This open access paper discusses current views on the degree to which osteoarthritis is driven by inflammation, as is the case for many other age-related diseases. With aging the immune system declines into a malfunctioning state of chronic inflammation, ever more active while also ever less effective at the tasks of destroying pathogens and errant cells. In young people, inflammation in short bursts is a necessary part of the immune response, but in the old it becomes a consistent destructive process, gnawing away at the proper function of organs and systems in the body and brain. Addressing this in some way, perhaps through an adaptation of the immune destruction and recreation approach taken for some autoimmune diseases, should be broadly beneficial.

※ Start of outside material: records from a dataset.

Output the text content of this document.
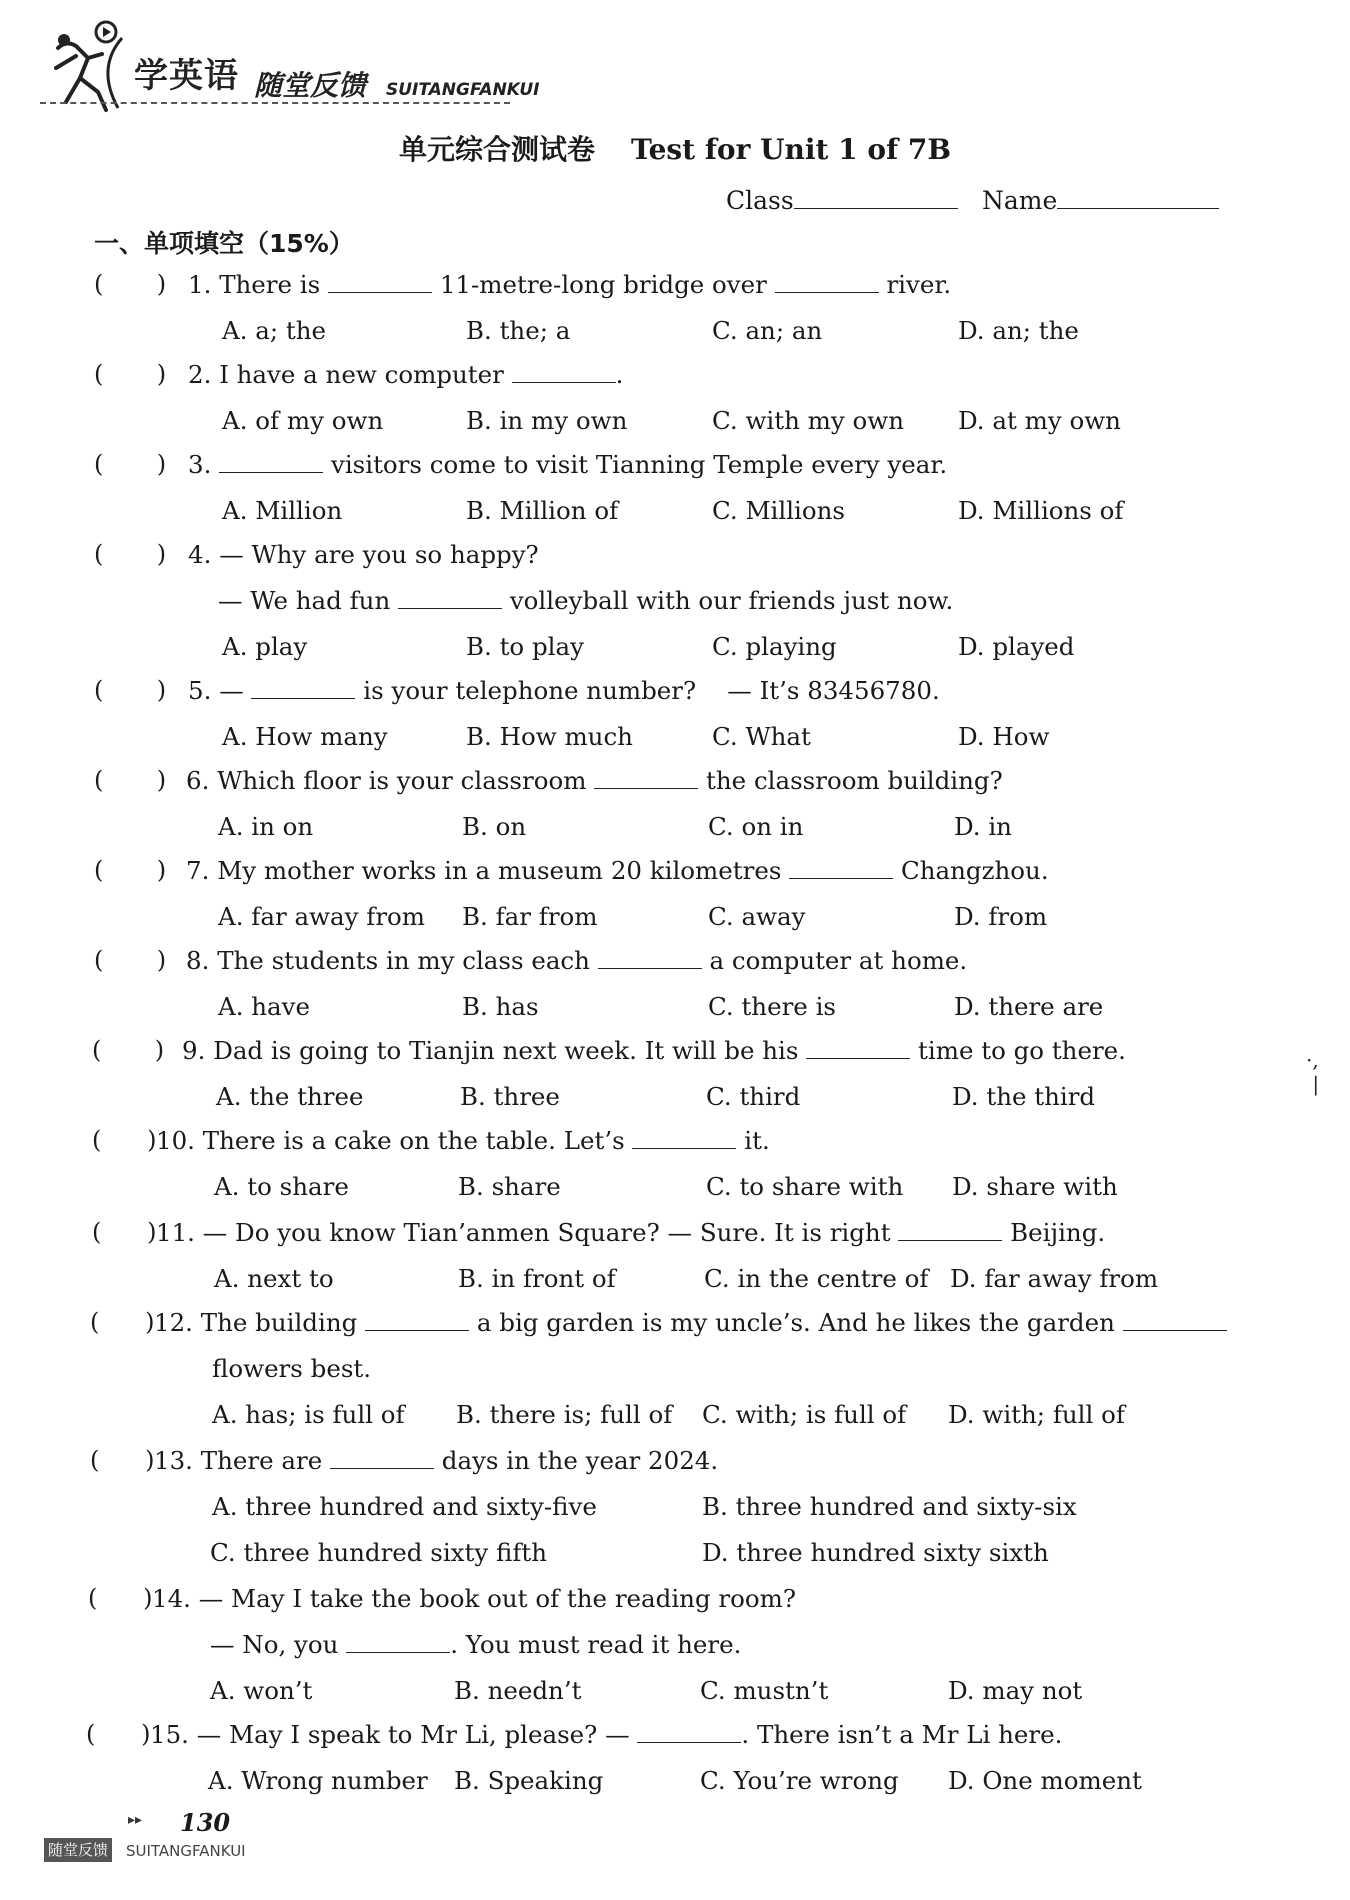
学英语 随堂反馈 SUITANGFANKUI
单元综合测试卷 Test for Unit 1 of 7B
Class	Name
一、单项填空（15%）
(       ) 1. There is	11-metre-long bridge over	river.
A. a; the	B. the; a	C. an; an	D. an; the
(       ) 2. I have a new computer	.
A. of my own	B. in my own	C. with my own D. at my own
(       ) 3.	visitors come to visit Tianning Temple every year.
A. Million	B. Million of	C. Millions	D. Millions of
(       ) 4. — Why are you so happy?
— We had fun	volleyball with our friends just now.
A. play	B. to play	C. playing	D. played
(       ) 5. —	is your telephone number? — It’s 83456780.
A. How many	B. How much	C. What	D. How
(       ) 6. Which floor is your classroom	the classroom building?
A. in on	B. on	C. on in	D. in
(       ) 7. My mother works in a museum 20 kilometres	Changzhou.
A. far away from B. far from	C. away	D. from
(       ) 8. The students in my class each	a computer at home.
A. have	B. has	C. there is	D. there are
(       ) 9. Dad is going to Tianjin next week. It will be his	time to go there.
A. the three	B. three	C. third	D. the third
(      ) 10. There is a cake on the table. Let’s	it.
A. to share	B. share	C. to share with D. share with
(      ) 11. — Do you know Tian’anmen Square? — Sure. It is right	Beijing.
A. next to	B. in front of	C. in the centre of D. far away from
(      ) 12. The building	a big garden is my uncle’s. And he likes the garden
flowers best.
A. has; is full of B. there is; full of C. with; is full of D. with; full of
(      ) 13. There are	days in the year 2024.
A. three hundred and sixty-five	B. three hundred and sixty-six
C. three hundred sixty fifth	D. three hundred sixty sixth
(      ) 14. — May I take the book out of the reading room?
— No, you	. You must read it here.
A. won’t	B. needn’t	C. mustn’t	D. may not
(      ) 15. — May I speak to Mr Li, please? —	. There isn’t a Mr Li here.
A. Wrong number B. Speaking	C. You’re wrong D. One moment
·,
|
▸▸ 130
随堂反馈 SUITANGFANKUI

Affecting approximately 3.8% of the global population, osteoarthritis (OA) is regarded as a prevalent cause of morbidity and disability worldwide. OA shows many disease characteristics, such as cartilage degradation, moderate synovial inflammation, pain, alteration of bony structure, and impaired mobility. However, despite the severity of the disease, relatively little is known about its exact etiology. Recent compelling investigations have attributed the onset of OA to various person-level factors such as age, sex, obesity, and diet and joint-level factors such as injury, malalignment, and abnormal joint loading. Although more and more researchers have recently presented hypotheses concerning the involvement of these factors in OA, especially for person-level factors, few of their hypotheses have been demonstrated experimentally, and some have even been challenged by the latest observational studies and clinical trials.

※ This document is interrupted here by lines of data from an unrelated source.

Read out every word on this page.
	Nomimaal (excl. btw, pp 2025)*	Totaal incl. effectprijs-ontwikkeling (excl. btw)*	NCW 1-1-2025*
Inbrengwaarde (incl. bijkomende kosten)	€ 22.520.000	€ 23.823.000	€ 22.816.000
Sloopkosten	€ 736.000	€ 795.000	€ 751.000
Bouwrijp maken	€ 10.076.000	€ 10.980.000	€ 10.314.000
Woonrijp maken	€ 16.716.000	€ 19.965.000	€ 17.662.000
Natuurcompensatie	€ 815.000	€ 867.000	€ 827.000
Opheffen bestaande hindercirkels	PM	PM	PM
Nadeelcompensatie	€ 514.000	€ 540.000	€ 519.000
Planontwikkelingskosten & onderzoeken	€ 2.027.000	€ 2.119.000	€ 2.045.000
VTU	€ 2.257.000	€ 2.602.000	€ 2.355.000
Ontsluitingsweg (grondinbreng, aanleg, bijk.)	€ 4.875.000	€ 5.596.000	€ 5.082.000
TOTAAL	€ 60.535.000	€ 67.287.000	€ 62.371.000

Of the several factors potentially involved in the pathogenesis of OA, T cell-mediated immune responses and their influence on the biology of OA are the focus of this review. The scientific community once understood OA to be induced by mechanical stress in the form of cartilage destruction, with minimal if any involvement of immune responses. Thus, OA was regarded as a non-inflammatory disease, in contrast with rheumatoid arthritis (RA), an inflammatory disease. However, recent studies suggest that at least in certain patients, OA is an inflammatory disease; patients have frequently been found to exhibit inflammatory infiltration of synovial membranes. Most recent studies have shown that the number of inflammatory cells in the synovial tissue is lower in patients with OA than in patients with RA, but higher than that in healthy subjects. Indeed, little difference has been found in the percentages of T cells, B cells, and natural killer cells in the peripheral blood between patients with OA and RA. The similarity of the immune cell profiles of RA and OA and suggested that abnormalities in T cells may also contribute to the pathogenesis of OA.

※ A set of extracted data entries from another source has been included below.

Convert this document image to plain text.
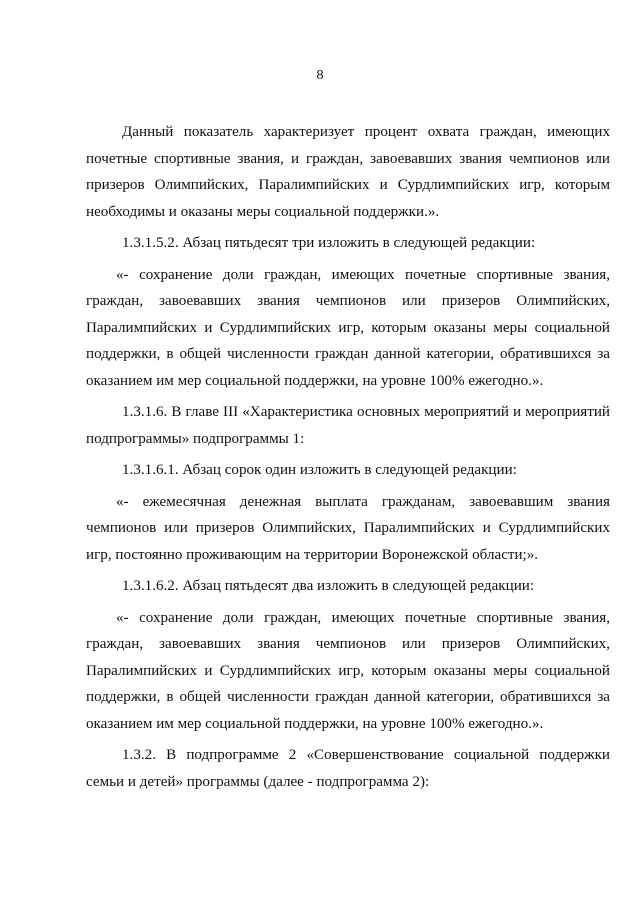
8

Данный показатель характеризует процент охвата граждан, имеющих почетные спортивные звания, и граждан, завоевавших звания чемпионов или призеров Олимпийских, Паралимпийских и Сурдлимпийских игр, которым необходимы и оказаны меры социальной поддержки.».

1.3.1.5.2. Абзац пятьдесят три изложить в следующей редакции:

«- сохранение доли граждан, имеющих почетные спортивные звания, граждан, завоевавших звания чемпионов или призеров Олимпийских, Паралимпийских и Сурдлимпийских игр, которым оказаны меры социальной поддержки, в общей численности граждан данной категории, обратившихся за оказанием им мер социальной поддержки, на уровне 100% ежегодно.».

1.3.1.6. В главе III «Характеристика основных мероприятий и мероприятий подпрограммы» подпрограммы 1:

1.3.1.6.1. Абзац сорок один изложить в следующей редакции:

«- ежемесячная денежная выплата гражданам, завоевавшим звания чемпионов или призеров Олимпийских, Паралимпийских и Сурдлимпийских игр, постоянно проживающим на территории Воронежской области;».

1.3.1.6.2. Абзац пятьдесят два изложить в следующей редакции:

«- сохранение доли граждан, имеющих почетные спортивные звания, граждан, завоевавших звания чемпионов или призеров Олимпийских, Паралимпийских и Сурдлимпийских игр, которым оказаны меры социальной поддержки, в общей численности граждан данной категории, обратившихся за оказанием им мер социальной поддержки, на уровне 100% ежегодно.».

1.3.2. В подпрограмме 2 «Совершенствование социальной поддержки семьи и детей» программы (далее - подпрограмма 2):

Further experiments indicated that inflammation in OA is anatomically restricted and varies in intensity. The synovial membranes in regions rimming the cartilage of OA patients, which contain T cells bordered by B lymphocytes and plasma cells, showed a pronounced inflammatory response. In contrast, only a few infiltrating lymphocytes were observed in the synovial membranes taken from macroscopically non-inflamed areas in OA patients. This may explain the suggestion made by some researchers that immune responses are not involved in the pathogenesis of OA. When synovial samples from patients with knee OA were analyzed, the synovial lining cells showed strong immunoreactivity and phagocytic potential with cluster of differentiation (CD) 68 antibodies. These findings suggested that macrophages may be associated with the pathogenesis of knee OA. Of 20 osteoarthritic synovial membranes, 5 showed lymphoid follicles containing T cells, B cells, and macrophages, and 10 (including the latter five) displayed a diffuse cellular infiltrate containing T and B cells, macrophages, and granulocytes. These results suggested that B cells and granulocytes may also be involved in the pathogenesis of knee OA.